Anxiety and No Real Food.

I feel so useless, my anxiety is getting worse. I can't do anything. I can't even call my dentist to schedule an appointment. I can't text my friend and see if he's okay since his aunt died. I can't tell my parents I still have a tuition payment to make.

I stayed in bed until about 3 today. Missed my classes again. Accomplished nothing. And when I got up, I only got up because I had to go to work, and the entire time, I just wanted to go home and lay down and have a cry.

I brushed my teeth until my gums bled this morning because I was worried about cavities. Then I went back to bed.

I had a hotdog, some 'tator tots, a cup of Easy Mac, a Pop-tart, a Kit-Kat, some Ritz crackers, and a Pecan Delight today. My mom didn't save me dinner like I asked her to, and I got so upset that I just skipped dinner after work. I need to eat real food more often.

This entry is so mundane, but so was today.

I wish I didn't have to ever wake up again.

Thursday, October 7, 2010

On the subject of food.

I am hungry because, once again, I didn't eat dinner. Sometimes I forget to eat. Most times, I'm just not hungry.

This little fact really worries me. I love food, I love eating. My dad enjoys cooking and baking and really instilled a love of food in me as I was growing up. Like most children, I was a picky eater. Now, I will eat almost anything. When I feel like eating, that is. Some days, I wake up at 6 a.m. and won't eat until 5 p.m., and that's mostly out of necessity. My stomach may not say I'm hungry, but my head will start hurting and the only way to make it stop is with food.

Other days, it's like I can't stop eating. All I can think about is food and I never feel full. I try to fill up all the empty space inside of me with whatever food is at my disposal. Of course, it doesn't work, and the next day I don't feel like eating at all.

I want to eat like a normal person. Why is it so hard?

Wednesday, October 6, 2010

Keep Yourself Warm: Frightened Rabbit.

As of now.

If I could start at the beginning, I would. But frankly, I have no idea where or when this began.

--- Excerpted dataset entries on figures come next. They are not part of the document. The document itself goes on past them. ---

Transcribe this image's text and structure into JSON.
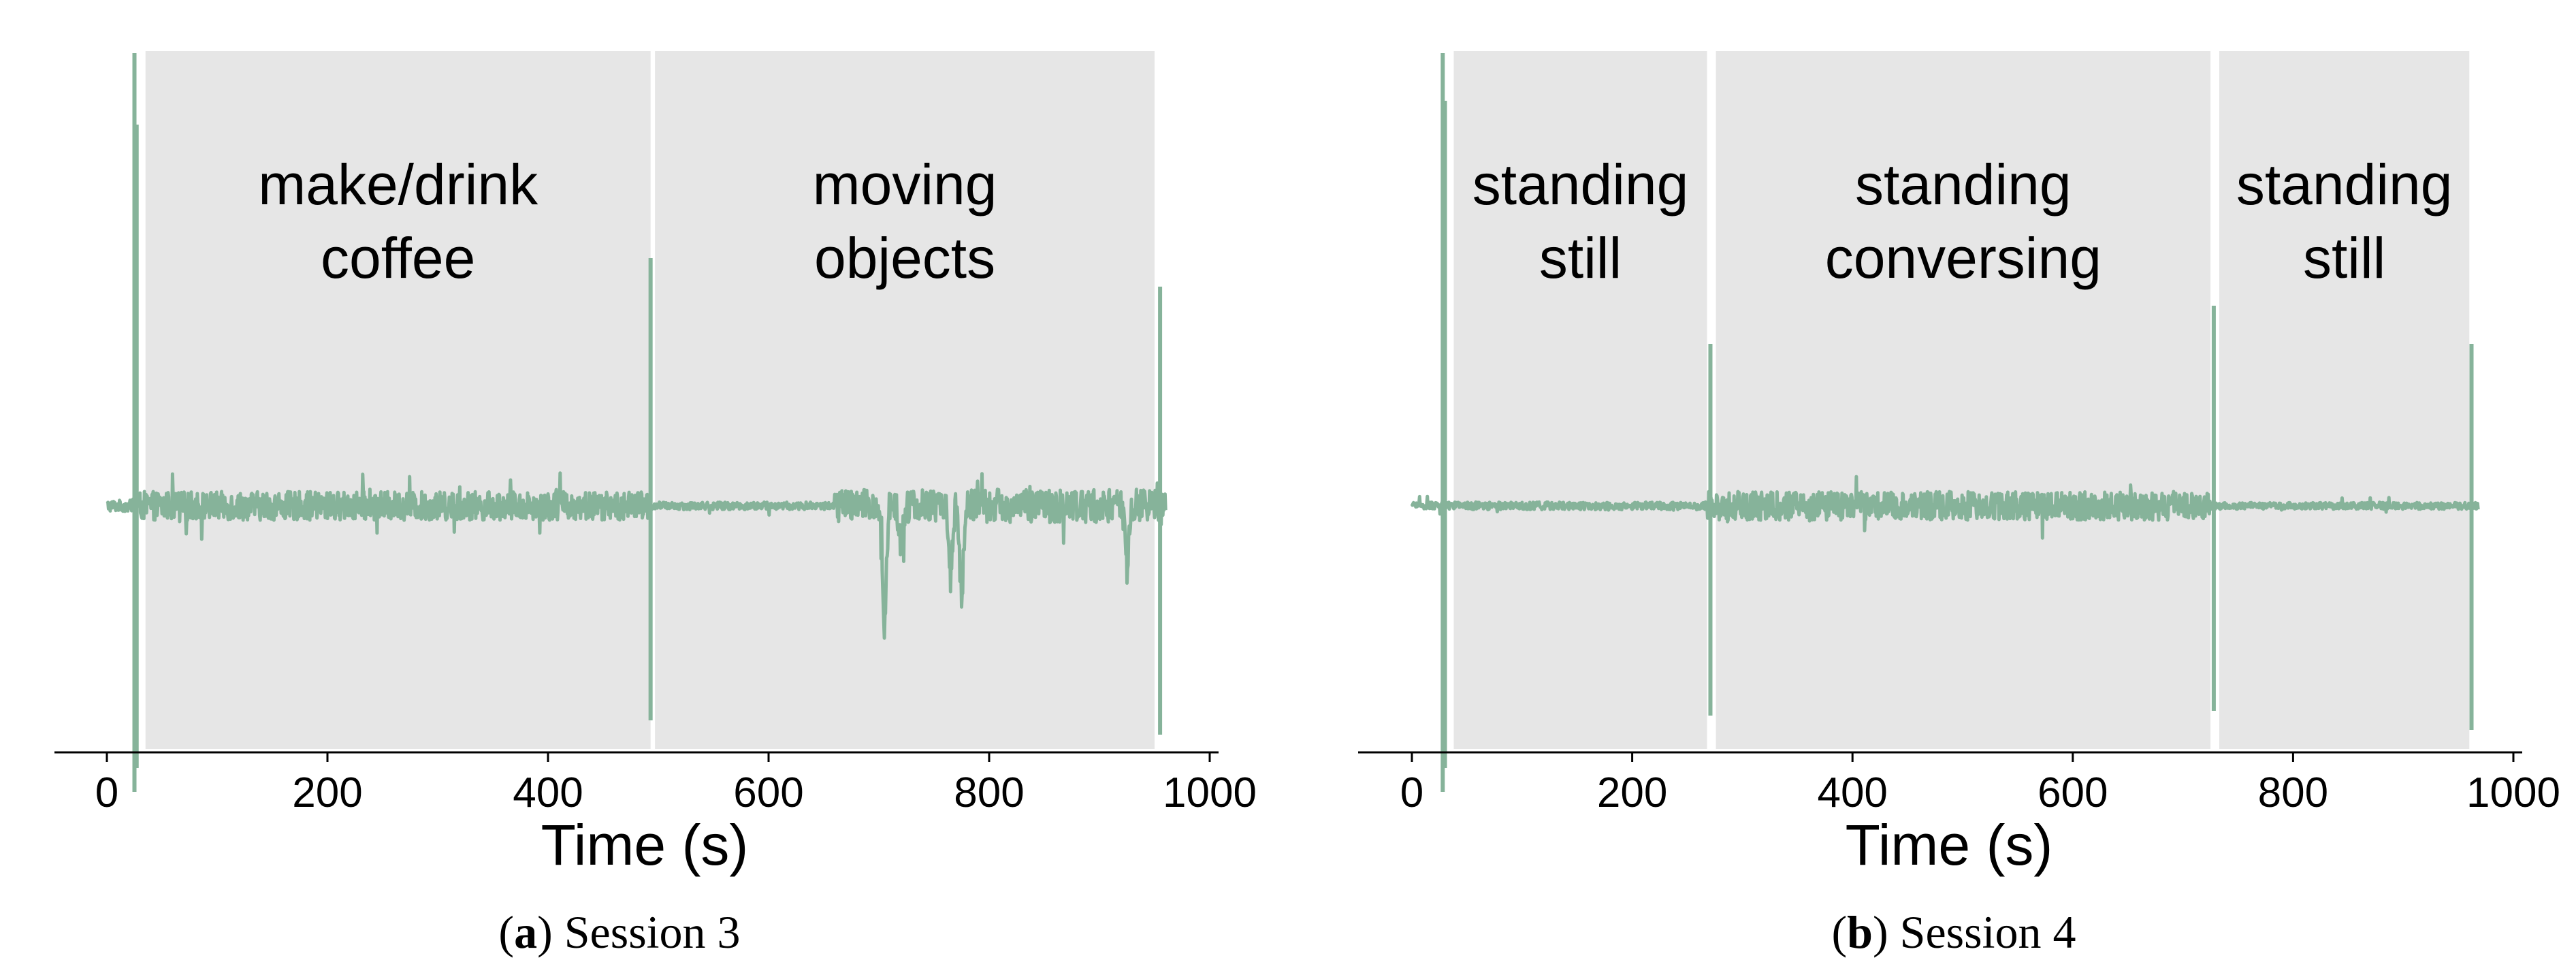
{
  "chart_data": [
    {
      "type": "line",
      "xlabel": "Time (s)",
      "xlim": [
        -50,
        1010
      ],
      "xticks": [
        0,
        200,
        400,
        600,
        800,
        1000
      ],
      "ylim": [
        -1.0,
        1.0
      ],
      "caption": {
        "letter": "a",
        "text": " Session 3"
      },
      "line_color": "#86b39a",
      "shade_color": "#e6e6e6",
      "regions": [
        {
          "start": 35,
          "end": 493,
          "label": [
            "make/drink",
            "coffee"
          ]
        },
        {
          "start": 497,
          "end": 950,
          "label": [
            "moving",
            "objects"
          ]
        }
      ],
      "spikes": [
        {
          "t": 25,
          "high": 0.95,
          "low": -0.6
        },
        {
          "t": 27,
          "high": 0.8,
          "low": -0.55
        },
        {
          "t": 493,
          "high": 0.52,
          "low": -0.45
        },
        {
          "t": 955,
          "high": 0.46,
          "low": -0.48
        }
      ],
      "dips": [
        {
          "t": 705,
          "depth": -0.28
        },
        {
          "t": 720,
          "depth": -0.08
        },
        {
          "t": 765,
          "depth": -0.15
        },
        {
          "t": 775,
          "depth": -0.2
        },
        {
          "t": 925,
          "depth": -0.13
        }
      ],
      "signal": {
        "start": 0,
        "end": 960,
        "noise": [
          [
            0,
            30,
            0.012
          ],
          [
            30,
            493,
            0.03
          ],
          [
            493,
            660,
            0.008
          ],
          [
            660,
            960,
            0.035
          ]
        ]
      }
    },
    {
      "type": "line",
      "xlabel": "Time (s)",
      "xlim": [
        -50,
        1010
      ],
      "xticks": [
        0,
        200,
        400,
        600,
        800,
        1000
      ],
      "ylim": [
        -1.0,
        1.0
      ],
      "caption": {
        "letter": "b",
        "text": " Session 4"
      },
      "line_color": "#86b39a",
      "shade_color": "#e6e6e6",
      "regions": [
        {
          "start": 38,
          "end": 268,
          "label": [
            "standing",
            "still"
          ]
        },
        {
          "start": 276,
          "end": 725,
          "label": [
            "standing",
            "conversing"
          ]
        },
        {
          "start": 733,
          "end": 960,
          "label": [
            "standing",
            "still"
          ]
        }
      ],
      "spikes": [
        {
          "t": 28,
          "high": 0.95,
          "low": -0.6
        },
        {
          "t": 30,
          "high": 0.85,
          "low": -0.55
        },
        {
          "t": 271,
          "high": 0.34,
          "low": -0.44
        },
        {
          "t": 728,
          "high": 0.42,
          "low": -0.43
        },
        {
          "t": 962,
          "high": 0.34,
          "low": -0.47
        }
      ],
      "dips": [],
      "signal": {
        "start": 0,
        "end": 968,
        "noise": [
          [
            0,
            38,
            0.008
          ],
          [
            38,
            268,
            0.008
          ],
          [
            268,
            725,
            0.03
          ],
          [
            725,
            968,
            0.007
          ]
        ]
      }
    }
  ]
}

So I'll tell you about right now.

I am going to be 20 in exactly two months.
I go to college, but I use "go" loosely, considering I hardly make it to class and I'm probably failing everything.
I work the customer service counter at a grocery store. I both love and hate my job. I love it for the people I work with (though this number continues to dwindle). I hate it because of creepy dudes, rude customers, and awful upper management.
I am not dating. After being used too many times and being almost suffocated by a relationship, I am too weary to do it anymore. I blame most of the things I've suffered in this area on myself. I am too easy, too eager, to unwilling to maybe hurt someone even though they are killing me. I still hurt sometimes from the past, from things I could have had and things I have done and things that have been done to me. Lately, I've pushed almost everything down deep, except for the hurt. I'm not even angry anymore. I'm just in pain.
I am scared of the dark.
All I want to do is sit around, staring at the internet, with a steady IV of music. Or sleep.
I feel, most days, that I'm not really here. Or maybe like I'll wake up sometime in junior year, realize this was all just a horrible dream and get to make different decisions and have a different life.

Here it goes.

"But depression is depression, and there isn’t much to talk about concerning it’s existence. It’s simply the feeling of not being there. Existing, but not feeling. Wanting, but not caring. Your body feels like a big, hard brick of moving cement. Awaiting for happiness, eager to smile with motivation by a great act of humor, only to find you’re empty room surrounding you, bare of feelings, thoughts, concerns, or love."
My friend posted this on his Tumblr recently. I don't know how I got to this point. Do these things just happen? I don't know. But I do know that I want to get things off my chest, talk to people, but not really. This is the only way I feel like I can do that.

If you're reading this, you're in for a wild ride as I deal with all this. But thank you for reading anyway.